Quo Vadis,
Two things lead me to believe the letter was genuine and not obtained by deception.
1.) Cardinal Ottaviani was also blind in September of 1969 when he signed the intervention, a mere 5 months before the letter to Gerard Lafond. Does this mean the Intervention is of dubious authenticity? In fact he had been blind since VCII. Are any of his other letters suspect due to his blindness?
2.) If Cardinal Ottaviani lent his signature to the Lafond letter mistakenly and through deception, why did he not disavow it at any time from February 1970 until his death in August of 1979?
As for the Mass of Paul VI being liturgical "innovation", Paul VI himself admits it twice in the address I cited! But he sees it as a good innovation. He also assumes, as do most Catholics, that the Pope has universal jurisdiction over the Mass a disciplinary matter and may make such innovations.
Fr. Cekada is entitled to his opinion, though being a sedevacantist, one naturally takes this into consideration when evaluating his opinion. Fr. Cekada seems to assume the See is vacant and then makes his deductions from this premise. Nevertheless, the words of Paul VI, as pope, in interpreting his own Mass, is a little bit more weighty than the opinion of Fr. Cekada or anyone else regarding said Mass.

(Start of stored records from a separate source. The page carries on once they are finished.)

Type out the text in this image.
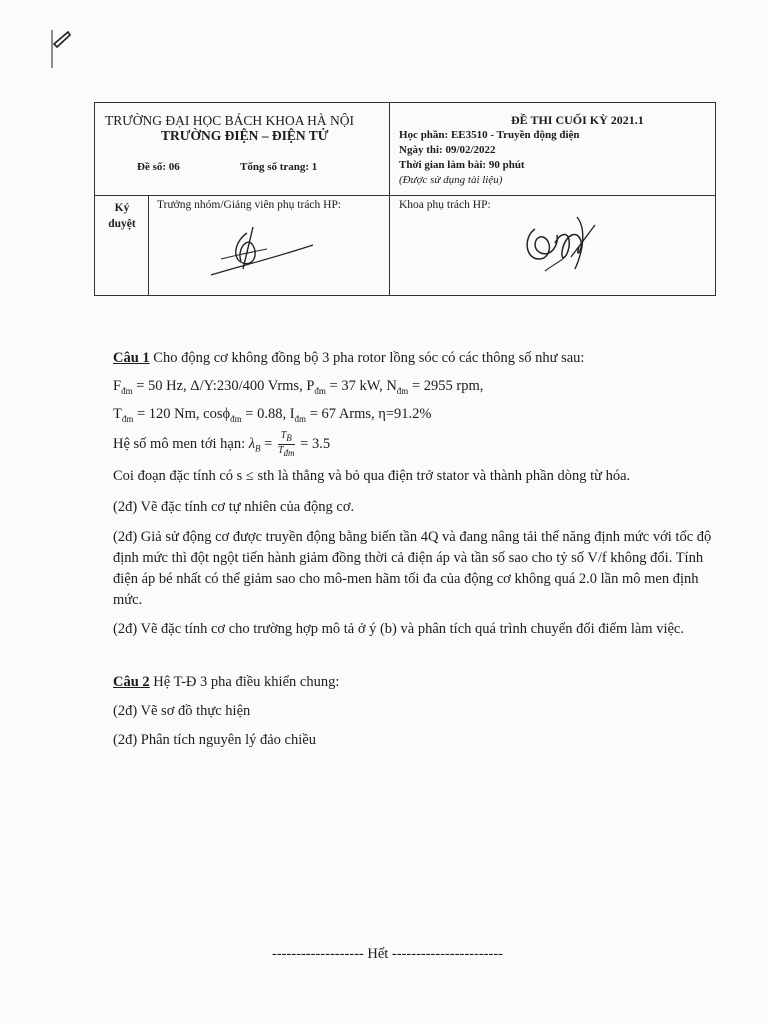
TRƯỜNG ĐẠI HỌC BÁCH KHOA HÀ NỘI
TRƯỜNG ĐIỆN – ĐIỆN TỬ
Đề số: 06	Tổng số trang: 1
ĐỀ THI CUỐI KỲ 2021.1
Học phần: EE3510 - Truyền động điện
Ngày thi: 09/02/2022
Thời gian làm bài: 90 phút
(Được sử dụng tài liệu)
Ký
duyệt
Trưởng nhóm/Giảng viên phụ trách HP:	Khoa phụ trách HP:
Câu 1 Cho động cơ không đồng bộ 3 pha rotor lồng sóc có các thông số như sau:
$F_{đm} = 50$ Hz, Δ/Y:230/400 Vrms, $P_{đm} = 37$ kW, $N_{đm} = 2955$ rpm,
$T_{đm} = 120$ Nm, cosϕ$_{đm}$ = 0.88, $I_{đm} = 67$ Arms, η=91.2%
Hệ số mô men tới hạn: $\lambda_B = \frac{T_B}{T_{đm}} = 3.5$
Coi đoạn đặc tính có s ≤ sth là thẳng và bỏ qua điện trở stator và thành phần dòng từ hóa.
(2đ) Vẽ đặc tính cơ tự nhiên của động cơ.
(2đ) Giả sử động cơ được truyền động bằng biến tần 4Q và đang nâng tải thế năng định mức với tốc độ định mức thì đột ngột tiến hành giảm đồng thời cả điện áp và tần số sao cho tỷ số V/f không đổi. Tính điện áp bé nhất có thể giảm sao cho mô-men hãm tối đa của động cơ không quá 2.0 lần mô men định mức.
(2đ) Vẽ đặc tính cơ cho trường hợp mô tả ở ý (b) và phân tích quá trình chuyển đổi điểm làm việc.
Câu 2 Hệ T-Đ 3 pha điều khiển chung:
(2đ) Vẽ sơ đồ thực hiện
(2đ) Phân tích nguyên lý đảo chiều
------------------- Hết -----------------------
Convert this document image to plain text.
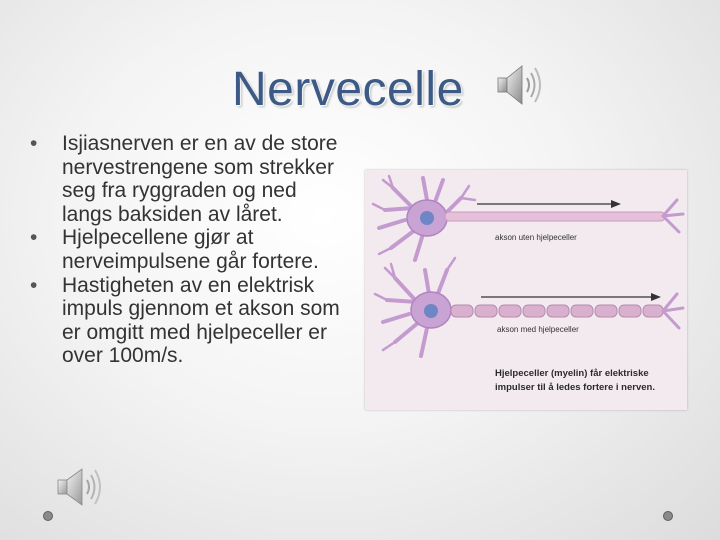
Nervecelle
• Isjiasnerven er en av de store nervestrengene som strekker seg fra ryggraden og ned langs baksiden av låret.
• Hjelpecellene gjør at nerveimpulsene går fortere.
• Hastigheten av en elektrisk impuls gjennom et akson som er omgitt med hjelpeceller er over 100m/s.
akson uten hjelpeceller
akson med hjelpeceller
Hjelpeceller (myelin) får elektriske
impulser til å ledes fortere i nerven.
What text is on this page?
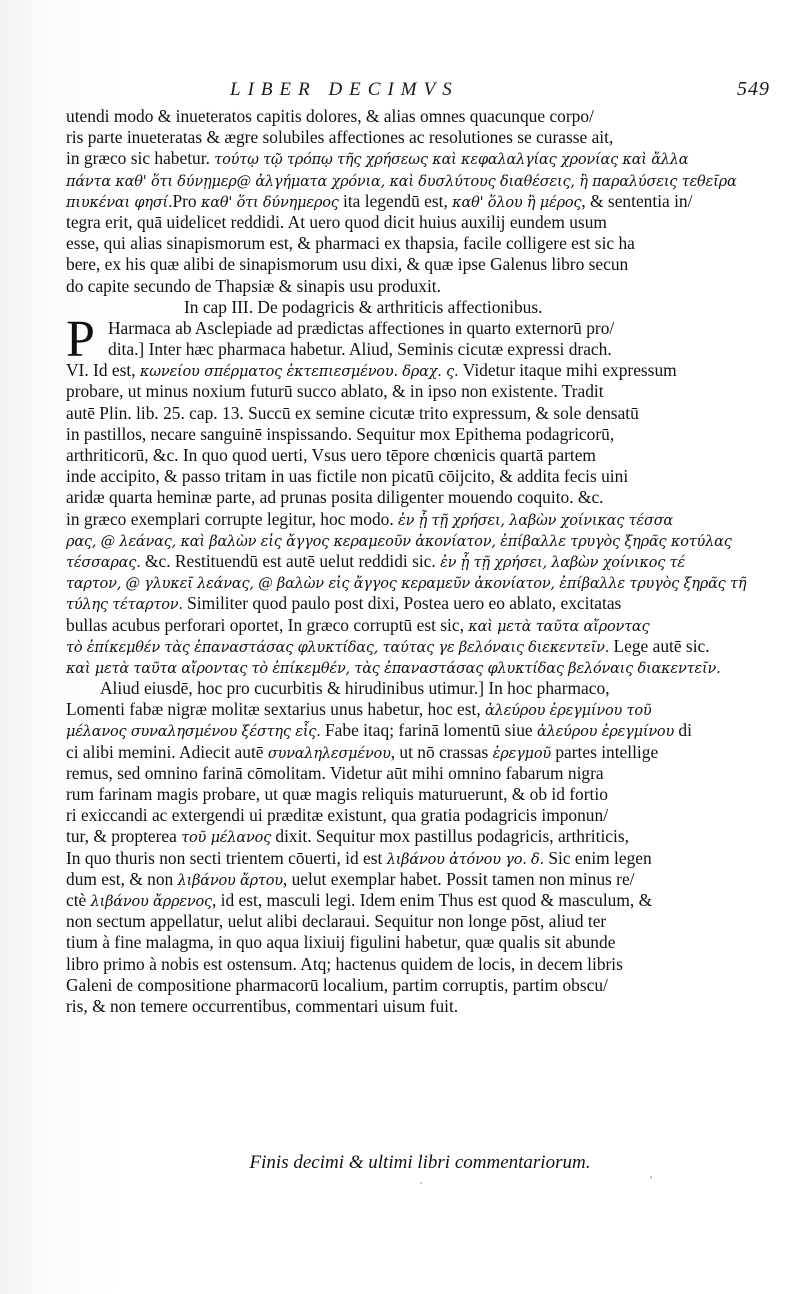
LIBER DECIMVS	549
utendi modo & inueteratos capitis dolores, & alias omnes quacunque corpo/
ris parte inueteratas & ægre solubiles affectiones ac resolutiones se curasse ait,
in græco sic habetur. τούτῳ τῷ τρόπῳ τῆς χρήσεως καὶ κεφαλαλγίας χρονίας καὶ ἄλλα
πάντα καθ' ὅτι δύνῃμερ@ ἀλγήματα χρόνια, καὶ δυσλύτους διαθέσεις, ἢ παραλύσεις τεθεῖρα
πιυκέναι φησί.Pro καθ' ὅτι δύνημερος ita legendū est, καθ' ὅλου ἢ μέρος, & sententia in/
tegra erit, quā uidelicet reddidi. At uero quod dicit huius auxilij eundem usum
esse, qui alias sinapismorum est, & pharmaci ex thapsia, facile colligere est sic ha
bere, ex his quæ alibi de sinapismorum usu dixi, & quæ ipse Galenus libro secun
do capite secundo de Thapsiæ & sinapis usu produxit.
In cap III. De podagricis & arthriticis affectionibus.
P Harmaca ab Asclepiade ad prædictas affectiones in quarto externorū pro/
dita.] Inter hæc pharmaca habetur. Aliud, Seminis cicutæ expressi drach.
VI. Id est, κωνείου σπέρματος ἐκτεπιεσμένου. δραχ. ς. Videtur itaque mihi expressum
probare, ut minus noxium futurū succo ablato, & in ipso non existente. Tradit
autē Plin. lib. 25. cap. 13. Succū ex semine cicutæ trito expressum, & sole densatū
in pastillos, necare sanguinē inspissando. Sequitur mox Epithema podagricorū,
arthriticorū, &c. In quo quod uerti, Vsus uero tēpore chœnicis quartā partem
inde accipito, & passo tritam in uas fictile non picatū cōijcito, & addita fecis uini
aridæ quarta heminæ parte, ad prunas posita diligenter mouendo coquito. &c.
in græco exemplari corrupte legitur, hoc modo. ἐν ᾗ τῇ χρήσει, λαβὼν χοίνικας τέσσα
ρας, @ λεάνας, καὶ βαλὼν εἰς ἄγγος κεραμεοῦν ἀκονίατον, ἐπίβαλλε τρυγὸς ξηρᾶς κοτύλας
τέσσαρας. &c. Restituendū est autē uelut reddidi sic. ἐν ᾗ τῇ χρήσει, λαβὼν χοίνικος τέ
ταρτον, @ γλυκεῖ λεάνας, @ βαλὼν εἰς ἄγγος κεραμεῦν ἀκονίατον, ἐπίβαλλε τρυγὸς ξηρᾶς τῆ
τύλης τέταρτον. Similiter quod paulo post dixi, Postea uero eo ablato, excitatas
bullas acubus perforari oportet, In græco corruptū est sic, καὶ μετὰ ταῦτα αἴροντας
τὸ ἐπίκεμθέν τὰς ἐπαναστάσας φλυκτίδας, ταύτας γε βελόναις διεκεντεῖν. Lege autē sic.
καὶ μετὰ ταῦτα αἴροντας τὸ ἐπίκεμθέν, τὰς ἐπαναστάσας φλυκτίδας βελόναις διακεντεῖν.
Aliud eiusdē, hoc pro cucurbitis & hirudinibus utimur.] In hoc pharmaco,
Lomenti fabæ nigræ molitæ sextarius unus habetur, hoc est, ἀλεύρου ἐρεγμίνου τοῦ
μέλανος συναλησμένου ξέστης εἷς. Fabe itaq; farinā lomentū siue ἀλεύρου ἐρεγμίνου di
ci alibi memini. Adiecit autē συναληλεσμένου, ut nō crassas ἐρεγμοῦ partes intellige
remus, sed omnino farinā cōmolitam. Videtur aūt mihi omnino fabarum nigra
rum farinam magis probare, ut quæ magis reliquis maturuerunt, & ob id fortio
ri exiccandi ac extergendi ui præditæ existunt, qua gratia podagricis imponun/
tur, & propterea τοῦ μέλανος dixit. Sequitur mox pastillus podagricis, arthriticis,
In quo thuris non secti trientem cōuerti, id est λιβάνου ἀτόνου γο. δ. Sic enim legen
dum est, & non λιβάνου ἄρτου, uelut exemplar habet. Possit tamen non minus re/
ctè λιβάνου ἄρρενος, id est, masculi legi. Idem enim Thus est quod & masculum, &
non sectum appellatur, uelut alibi declaraui. Sequitur non longe pōst, aliud ter
tium à fine malagma, in quo aqua lixiuij figulini habetur, quæ qualis sit abunde
libro primo à nobis est ostensum. Atq; hactenus quidem de locis, in decem libris
Galeni de compositione pharmacorū localium, partim corruptis, partim obscu/
ris, & non temere occurrentibus, commentari uisum fuit.
Finis decimi & ultimi libri commentariorum.
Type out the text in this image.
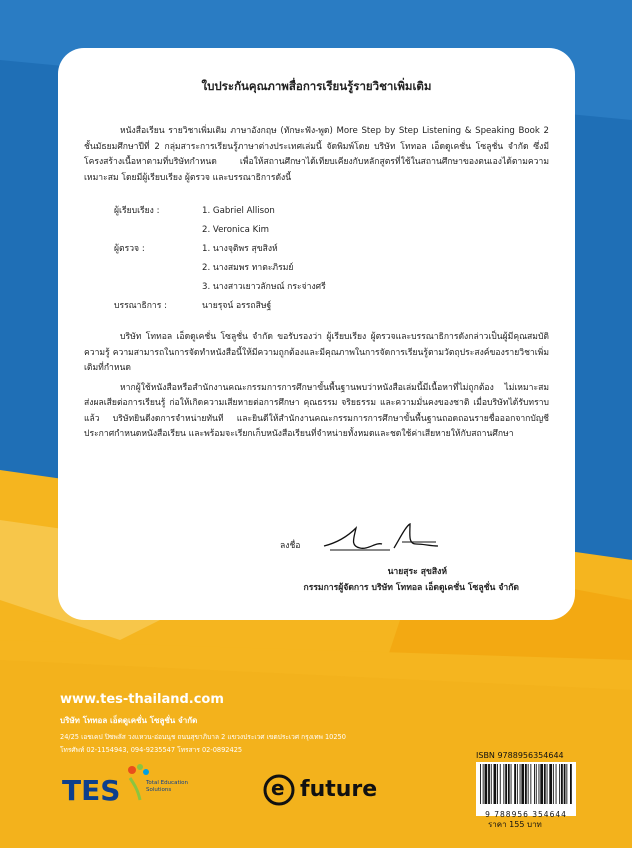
ใบประกันคุณภาพสื่อการเรียนรู้รายวิชาเพิ่มเติม

หนังสือเรียน รายวิชาเพิ่มเติม ภาษาอังกฤษ (ทักษะฟัง-พูด) More Step by Step Listening & Speaking Book 2 ชั้นมัธยมศึกษาปีที่ 2 กลุ่มสาระการเรียนรู้ภาษาต่างประเทศเล่มนี้ จัดพิมพ์โดย บริษัท โททอล เอ็ดดูเคชั่น โซลูชั่น จำกัด ซึ่งมีโครงสร้างเนื้อหาตามที่บริษัทกำหนด เพื่อให้สถานศึกษาได้เทียบเคียงกับหลักสูตรที่ใช้ในสถานศึกษาของตนเองได้ตามความเหมาะสม โดยมีผู้เรียบเรียง ผู้ตรวจ และบรรณาธิการดังนี้

ผู้เรียบเรียง :	1. Gabriel Allison
2. Veronica Kim
ผู้ตรวจ :	1. นางจุติพร สุขสิงห์
2. นางสมพร ทาตะภิรมย์
3. นางสาวเยาวลักษณ์ กระจ่างศรี
บรรณาธิการ :	นายรุจน์ อรรถสิษฐ์

บริษัท โททอล เอ็ดดูเคชั่น โซลูชั่น จำกัด ขอรับรองว่า ผู้เรียบเรียง ผู้ตรวจและบรรณาธิการดังกล่าวเป็นผู้มีคุณสมบัติ ความรู้ ความสามารถในการจัดทำหนังสือนี้ให้มีความถูกต้องและมีคุณภาพในการจัดการเรียนรู้ตามวัตถุประสงค์ของรายวิชาเพิ่มเติมที่กำหนด

หากผู้ใช้หนังสือหรือสำนักงานคณะกรรมการการศึกษาขั้นพื้นฐานพบว่าหนังสือเล่มนี้มีเนื้อหาที่ไม่ถูกต้อง ไม่เหมาะสม ส่งผลเสียต่อการเรียนรู้ ก่อให้เกิดความเสียหายต่อการศึกษา คุณธรรม จริยธรรม และความมั่นคงของชาติ เมื่อบริษัทได้รับทราบแล้ว บริษัทยินดีงดการจำหน่ายทันที และยินดีให้สำนักงานคณะกรรมการการศึกษาขั้นพื้นฐานถอดถอนรายชื่อออกจากบัญชีประกาศกำหนดหนังสือเรียน และพร้อมจะเรียกเก็บหนังสือเรียนที่จำหน่ายทั้งหมดและชดใช้ค่าเสียหายให้กับสถานศึกษา

ลงชื่อ
นายสุระ สุขสิงห์
กรรมการผู้จัดการ บริษัท โททอล เอ็ดดูเคชั่น โซลูชั่น จำกัด
www.tes-thailand.com
บริษัท โททอล เอ็ดดูเคชั่น โซลูชั่น จำกัด
24/25 เอชเคป ปิซพลัส วงแหวน-อ่อนนุช ถนนสุขาภิบาล 2 แขวงประเวศ เขตประเวศ กรุงเทพ 10250
โทรศัพท์ 02-1154943, 094-9235547 โทรสาร 02-0892425
TES	Total Education
Solutions	e future
ISBN 9788956354644
9 788956 354644
ราคา 155 บาท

You are correct that Michael Davies is highly critical of the Mass of Paul VI. However, in his book "The Church that Cannot Fail" he clarifies that despite his criticisms of that Mass, it cannot possibly be evil in and of itself as the Church could never feed itself poison. Here he is talking of the original Mass of Paul VI in Latin said by the book. He is not talking about the optional novelies that came later (CITH, female altar servers, lay EM's, guitars, etc.)